System Context Diagram

This diagram illustrates how the application "wraps" the raw AI processing to add value through storage, search, and human editing.

graph TD
    %% Nodes
    subgraph Wrapper ["Application Wrapper"]
        Logic[<b>Orchestration Logic</b><br>Video Conversion & API Management]
        UI[<b>User Interface</b><br>Search & Media Player]
    end

    subgraph AI ["AI Component (Hugging Face)"]
        Whisper[<b>WhisperX</b><br>Diarization & Transcription]
    end

    subgraph Human ["Human-in-the-Loop"]
        Editor[<b>Editor</b><br>Metadata & Corrections]
    end

    subgraph Data ["Search Index"]
        Solr[<b>Solr</b><br>Statement Search]
    end

    %% Relationships
    Input([Raw Video]) --> Logic
    Logic -->|1. Extract Audio| Whisper
    Whisper -->|2. Diarized Text| Logic
    Logic -->|3. Index Statements| Solr

    %% Human Interaction
    Editor -->|4. Add Metadata / Correct Text| UI
    UI -->|Updates| Solr

    %% Styling
    classDef wrap fill:#e3f2fd,stroke:#1565c0,stroke-width:2px;
    classDef ai fill:#f3e5f5,stroke:#4a148c,stroke-width:2px;
    classDef human fill:#fff9c4,stroke:#fbc02d,stroke-width:2px,stroke-dasharray: 5 5;

    class Logic,UI wrap;
    class Whisper ai;
    class Editor human;

Core Functionality

1. The Wrapper Concept

The application does not perform the heavy machine learning itself. Instead, it serves as a bridge (wrapper) to Hugging Face:

It handles video input by first converting it to audio.
It sends this audio to the AI component (WhisperX).
It retrieves and stores the results.

2. Speaker Statements

The main value proposition of the system is the derivation of Speaker Statements. Unlike simple subtitles, the analysis breaks content down by speaker. This structure is what enables the central query: "Who said what, and when?"

3. Human-in-the-Loop

While the AI provides the text, it cannot know the context (e.g., the specific name of a politician or the date of the debate) derived purely from audio.

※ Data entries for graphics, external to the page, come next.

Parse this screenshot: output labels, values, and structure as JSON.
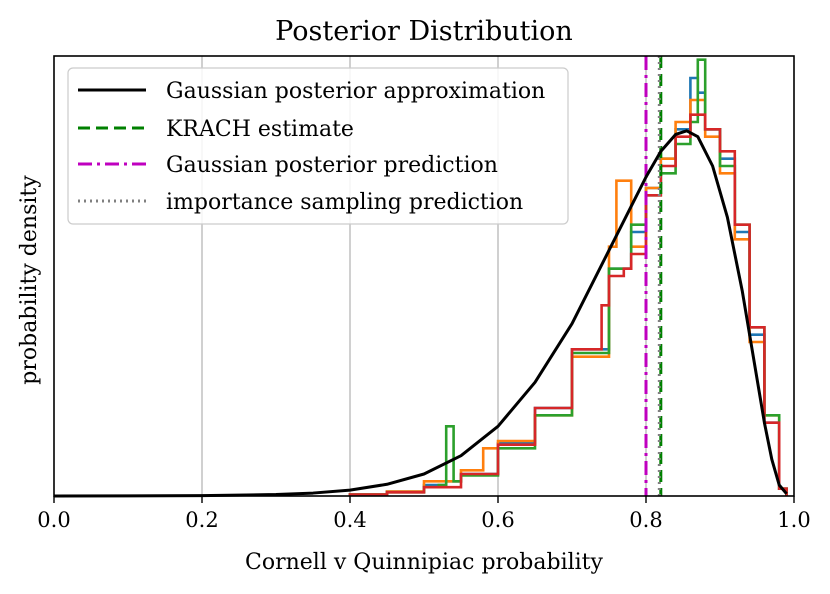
{
  "chart_data": {
    "type": "line",
    "title": "Posterior Distribution",
    "xlabel": "Cornell v Quinnipiac probability",
    "ylabel": "probability density",
    "xlim": [
      0.0,
      1.0
    ],
    "ylim": [
      0,
      6.0
    ],
    "x_ticks": [
      "0.0",
      "0.2",
      "0.4",
      "0.6",
      "0.8",
      "1.0"
    ],
    "x_tick_values": [
      0.0,
      0.2,
      0.4,
      0.6,
      0.8,
      1.0
    ],
    "grid": "x",
    "legend_position": "top-left",
    "legend": [
      {
        "label": "Gaussian posterior approximation",
        "color": "#000000",
        "style": "solid"
      },
      {
        "label": "KRACH estimate",
        "color": "#008000",
        "style": "dashed"
      },
      {
        "label": "Gaussian posterior prediction",
        "color": "#bf00bf",
        "style": "dashdot"
      },
      {
        "label": "importance sampling prediction",
        "color": "#808080",
        "style": "dotted"
      }
    ],
    "gaussian_curve": {
      "x": [
        0.0,
        0.1,
        0.2,
        0.3,
        0.35,
        0.4,
        0.45,
        0.5,
        0.55,
        0.6,
        0.65,
        0.7,
        0.75,
        0.78,
        0.8,
        0.82,
        0.84,
        0.855,
        0.87,
        0.89,
        0.91,
        0.93,
        0.95,
        0.96,
        0.97,
        0.98,
        0.99
      ],
      "y": [
        0.0,
        0.001,
        0.005,
        0.02,
        0.04,
        0.08,
        0.16,
        0.3,
        0.55,
        0.95,
        1.55,
        2.35,
        3.35,
        3.95,
        4.35,
        4.7,
        4.93,
        4.98,
        4.9,
        4.5,
        3.8,
        2.8,
        1.6,
        1.0,
        0.5,
        0.15,
        0.03
      ]
    },
    "krach_estimate": 0.82,
    "gaussian_prediction": 0.8,
    "importance_sampling_prediction": 0.818,
    "histograms": [
      {
        "color": "#1f77b4",
        "x": [
          0.4,
          0.45,
          0.5,
          0.53,
          0.55,
          0.6,
          0.65,
          0.7,
          0.75,
          0.78,
          0.8,
          0.82,
          0.84,
          0.86,
          0.87,
          0.88,
          0.9,
          0.92,
          0.94,
          0.96,
          0.98
        ],
        "y": [
          0.02,
          0.06,
          0.15,
          0.2,
          0.3,
          0.72,
          1.2,
          2.0,
          3.1,
          3.6,
          4.2,
          4.6,
          5.0,
          5.7,
          5.5,
          5.0,
          4.6,
          3.6,
          2.2,
          1.0,
          0.1
        ]
      },
      {
        "color": "#ff7f0e",
        "x": [
          0.4,
          0.45,
          0.5,
          0.55,
          0.58,
          0.6,
          0.65,
          0.7,
          0.75,
          0.76,
          0.78,
          0.8,
          0.82,
          0.84,
          0.86,
          0.88,
          0.9,
          0.92,
          0.94,
          0.96,
          0.98
        ],
        "y": [
          0.02,
          0.06,
          0.2,
          0.35,
          0.65,
          0.75,
          1.1,
          1.9,
          3.4,
          4.3,
          3.4,
          4.2,
          4.6,
          5.1,
          5.4,
          4.9,
          4.4,
          3.5,
          2.1,
          1.1,
          0.1
        ]
      },
      {
        "color": "#2ca02c",
        "x": [
          0.4,
          0.45,
          0.5,
          0.52,
          0.53,
          0.54,
          0.55,
          0.6,
          0.65,
          0.7,
          0.75,
          0.78,
          0.8,
          0.82,
          0.84,
          0.86,
          0.87,
          0.88,
          0.9,
          0.92,
          0.94,
          0.96,
          0.98
        ],
        "y": [
          0.02,
          0.05,
          0.12,
          0.15,
          0.95,
          0.2,
          0.28,
          0.65,
          1.1,
          1.95,
          3.1,
          3.7,
          4.1,
          4.4,
          4.8,
          5.1,
          5.95,
          5.0,
          4.5,
          3.7,
          2.3,
          1.1,
          0.1
        ]
      },
      {
        "color": "#d62728",
        "x": [
          0.4,
          0.45,
          0.5,
          0.55,
          0.6,
          0.65,
          0.7,
          0.74,
          0.75,
          0.77,
          0.78,
          0.8,
          0.82,
          0.84,
          0.86,
          0.88,
          0.9,
          0.92,
          0.94,
          0.96,
          0.98
        ],
        "y": [
          0.02,
          0.05,
          0.12,
          0.3,
          0.7,
          1.2,
          2.0,
          2.6,
          3.0,
          3.1,
          3.3,
          4.1,
          4.5,
          4.9,
          5.2,
          5.0,
          4.7,
          3.7,
          2.3,
          1.0,
          0.1
        ]
      }
    ]
  }
}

Metadata Injection: Editors manually provide context that the audio lacks.
Correction: Editors use the interface to fix transcription errors or misattributed speakers.

Future Roadmap

In later versions, this manual step could be further automated. For example, Face Recognition could identify speakers visually, or scrapers could pull metadata directly from official debate websites. User Interface Components

User Interface Components

To make this data accessible, the application provides two key views:

Search Page: Powered by Solr, this allows users to filter statements by metadata tags (e.g., Topic, Date) or search for specific text phrases.
Media Player: A specialized tool for playback and editing. It allows the Editor to watch the video while simultaneously correcting the transcript and metadata in real-time.

Techstack

For the exact techstack see Installations: Techstack.

Components and Design Principles

Application: The Application design follows an API first pattern, where the Frontend is dumb and the API is the interface to processing.
Datastorage: A dual-layer storage system separates long-term storage from a short term storage that can be quickly adapted to application needs.
Whisper: An external AI on hugging face is accessed via API and does the heavy lifting to extract speaker statements, languages and translations form the media inputs.
Processing Pipeline: Processing is guided by a unique media_id that allows to track processing, data and metadata in the various components of the system
Presigned Urls: The frontend has no credentials for the primary datastorage on S3 and uses presigned urls to upload, stream and download from there.